The only changes are in her slow retreat into the shell she creates for herself and in the quality of her smile. It is no longer as broad as it was during the opening frames of the film. It is a sad, quiet smile, head lowered, face wistful.

The shell she creates is also an extension of her protectiveness towards the family. She does not wish to infect them with the TB that is eating away into her. Secondly, she does not want them to know about her fatal disease.
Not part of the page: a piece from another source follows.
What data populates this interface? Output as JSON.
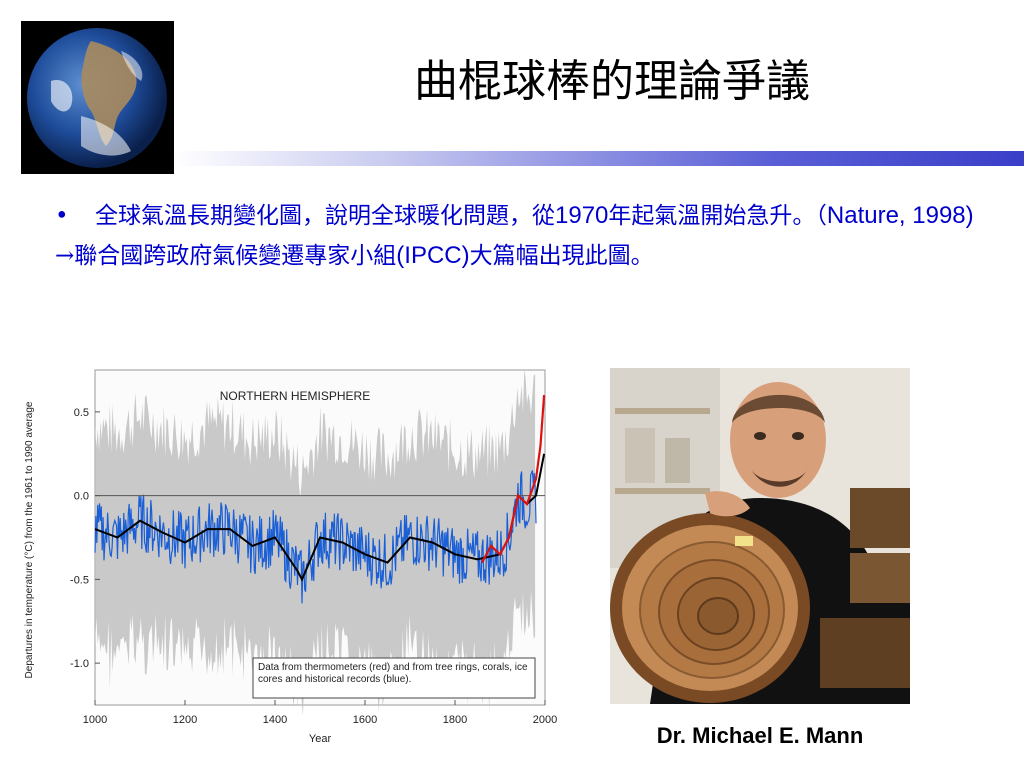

The reaction of the family to this change in Nita's behaviour is strange if not shocking. It does not occur to her mother to ask why she is behaving the way she is. Her father seems to understand but does not do anything beyond grumbling and mumbling about the tragic destiny of his elder daughter.

Nita's courage is defined by her quiet submission and surrender to the wishes of the very people who 'consume' her as fatally as her tuberculosis does. One is not very sure in the end whether it is TB that takes her life or her family and boyfriend are responsible. The line between the family's brutal cruelty towards her and the spread of the disease within her body gets increasingly blurred as the narrative moves towards its dramatic climax.

Her desperate cry, "Dada, I want to live," underscores the family's total indifference to Nita as a human being, leave alone a young woman who is also its sole earning member. The family as 'consumer' of the very member who holds it together marks the uniqueness of Ghatak's presentation of decaying values in the impoverished scenario of the refugee family.

The real Nita passed into the ages a year ago, but you can always go back and watch her in this classic.